Der Mangel an Lehrkräften in Baden-Württemberg wird sich nach einer neuen Studie bis zum Jahr 2035 nochmals massiv verschärfen. Der Bildungswissenschaftler Klaus Klemm hat im Auftrag der Bildungsgewerkschaft GEW die steigenden Schülerzahlen geprüft und errechnet, dass in den nächsten 13 Jahren mehrere tausend Lehrerinnen und Lehrer fehlen werden. Die Landeschefin der Gewerkschaft Erziehung und Wissenschaft, Monika Stein, will die Studie am Freitag, 7. Oktober, in Stuttgart vorstellen und Vorschläge machen, wie das Land noch besser gegensteuern kann.

Erst am Dienstag, 4. Oktober, hatte eine Studie des Verbands Bildung und Erziehung (VBE) ergeben, dass viele Schulen in Baden-Württemberg schon wenige Wochen nach dem Start des Schuljahres teils dramatische Probleme haben, die planmäßigen Unterrichtsstunden abzudecken.

Lehrkräftemangel in Baden-Württemberg wird sich massiv verschärfen – Gegenmaßnahmen bereits ergriffen

Allerdings sehen nicht alle Politiker einen Grund zu Sorge.

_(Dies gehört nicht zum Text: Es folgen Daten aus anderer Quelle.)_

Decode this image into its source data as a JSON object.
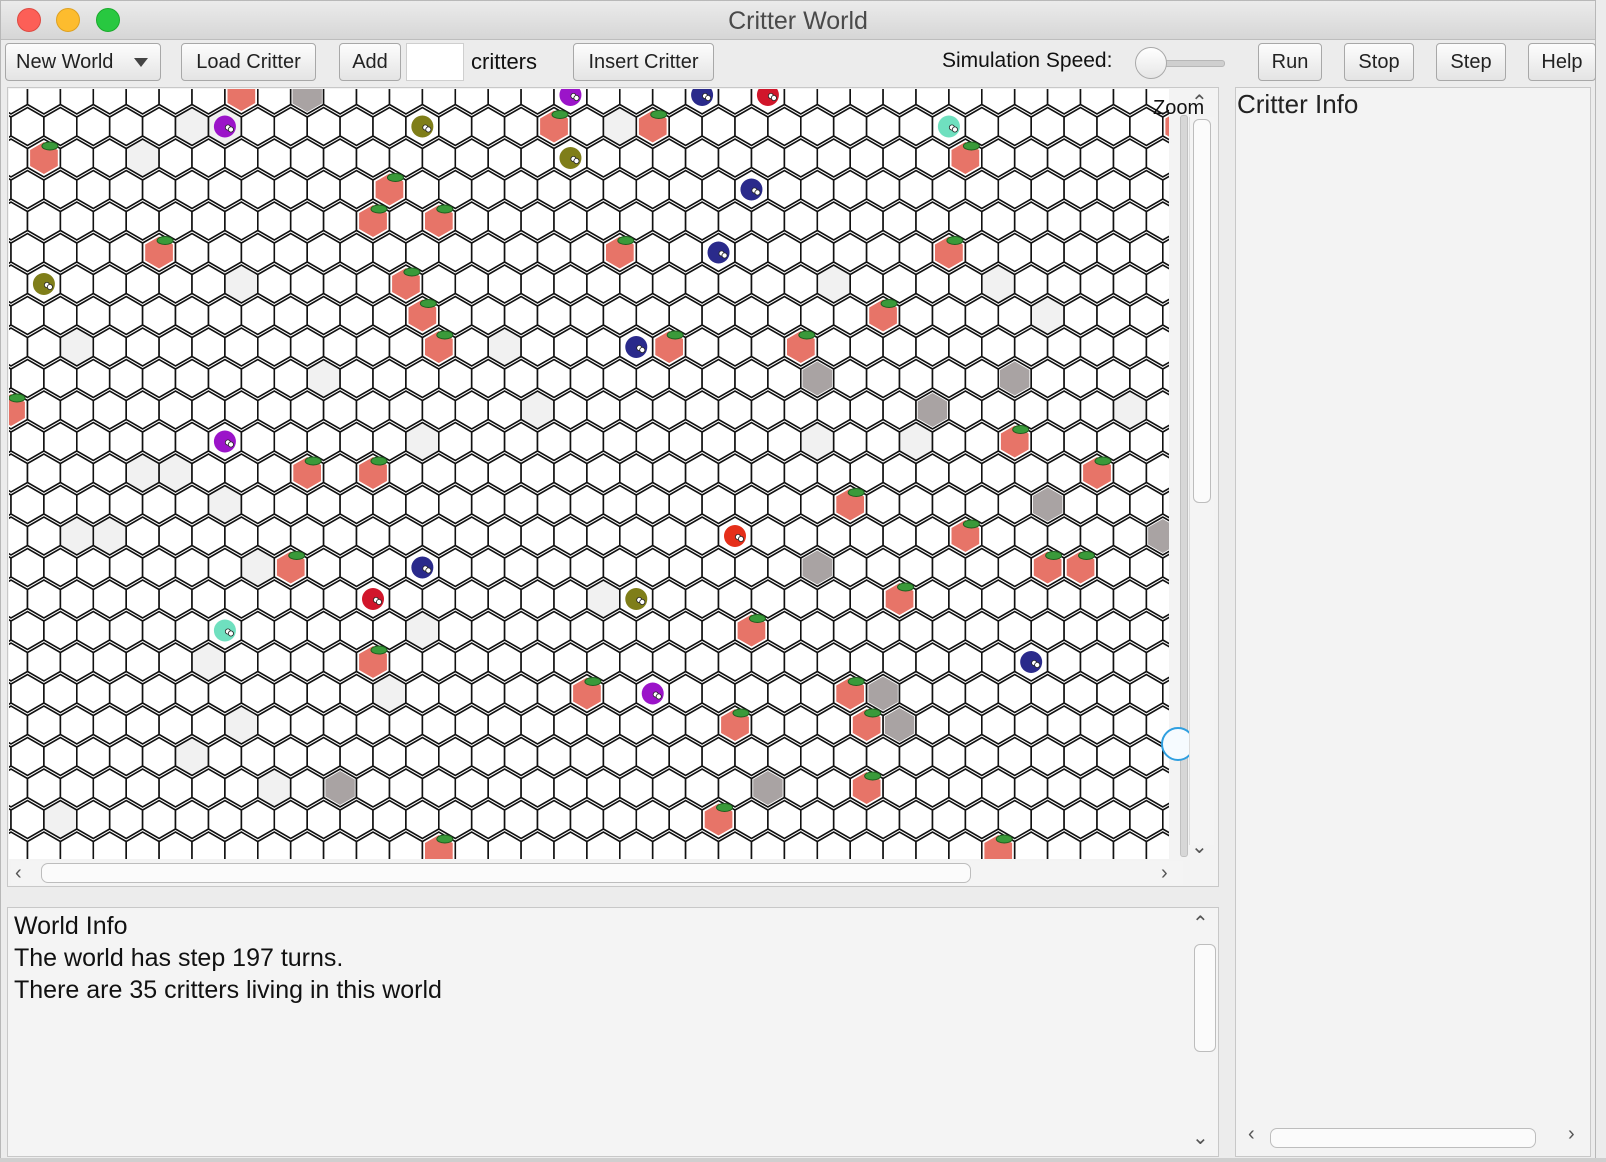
{
  "window": {
    "title": "Critter World"
  },
  "toolbar": {
    "new_world_label": "New World",
    "load_critter_label": "Load Critter",
    "add_label": "Add",
    "critters_label": "critters",
    "count_value": "",
    "insert_critter_label": "Insert Critter",
    "speed_label": "Simulation Speed:",
    "speed_value": 0.1,
    "run_label": "Run",
    "stop_label": "Stop",
    "step_label": "Step",
    "help_label": "Help"
  },
  "world_view": {
    "zoom_label": "Zoom",
    "zoom_value": 0.85
  },
  "world_info": {
    "heading": "World Info",
    "line1": "The world has step 197 turns.",
    "line2": "There are 35 critters living in this world"
  },
  "critter_info": {
    "heading": "Critter Info"
  },
  "colors": {
    "food": "#e77468",
    "rock": "#a9a3a3",
    "critter_purple": "#9b14c9",
    "critter_olive": "#7f7e19",
    "critter_navy": "#2a2a8b",
    "critter_red": "#d1162b",
    "critter_teal": "#6fe0bf",
    "critter_orange_red": "#e52f1a"
  }
}
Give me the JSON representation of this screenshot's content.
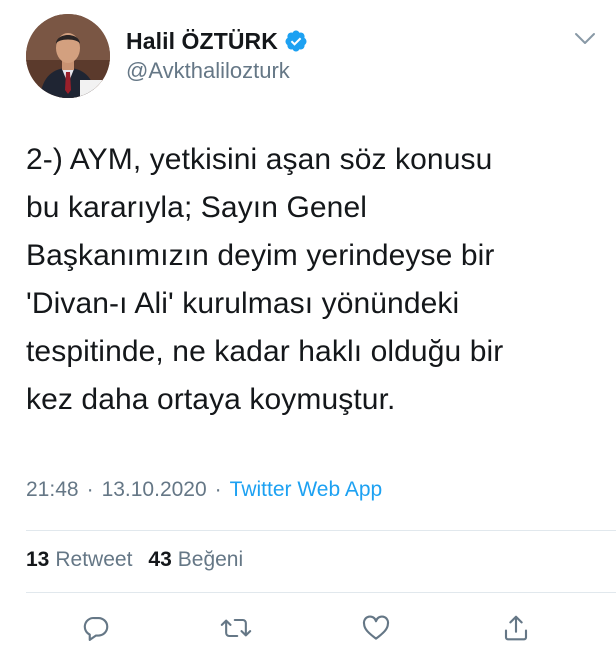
{
  "author": {
    "display_name": "Halil ÖZTÜRK",
    "handle": "@Avkthalilozturk",
    "verified": true,
    "avatar_icon": "profile-photo"
  },
  "tweet": {
    "text": "2-) AYM, yetkisini aşan söz konusu\nbu kararıyla; Sayın Genel\nBaşkanımızın deyim yerindeyse bir\n'Divan-ı Ali' kurulması yönündeki\ntespitinde, ne kadar haklı olduğu bir\nkez daha ortaya koymuştur.",
    "time": "21:48",
    "separator": "·",
    "date": "13.10.2020",
    "source": "Twitter Web App"
  },
  "stats": {
    "retweet_count": "13",
    "retweet_label": "Retweet",
    "like_count": "43",
    "like_label": "Beğeni"
  },
  "actions": {
    "reply_icon": "reply-icon",
    "retweet_icon": "retweet-icon",
    "like_icon": "heart-icon",
    "share_icon": "share-icon"
  },
  "colors": {
    "accent": "#1da1f2",
    "text": "#14171a",
    "muted": "#657786",
    "divider": "#e1e8ed"
  }
}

Kultusministerin Theresa Schopper (Grüne) zeigte sich unbeeindruckt von diesem Ergebnis der Studie und verwies auf bereits ergriffene Maßnahmen des Landes. „Der zusätzliche Bedarf an Lehrerinnen und Lehrern ist uns bekannt“, sagte die Grünen-Politikerin der Deutschen Presse-Agentur (dpa). „Wir haben die Studienkapazitäten in den Lehrämtern erhöht, die von dem Mangel an Lehrkräften besonders betroffen sind, und wir nehmen auch über die Kapazitätsgrenzen hinaus Studienanfänger in den Lehrämtern auf.“

So seien die Studienplätze für angehende Grundschul-Lehrkräfte fast verdoppelt worden. In der Sonderpädagogik werde ein neuer Studiengang in Freiburg hinzukommen, wodurch weitere 175 Plätze geschaffen werden. „Die Ausbildung mit Studium und Referendariat dauert aber“, räumte Schopper ein. Man werde sich daher kurzfristig auch um Quereinsteiger mit einschlägiger Berufserfahrung, wie etwa Sozialpädagogen bemühen.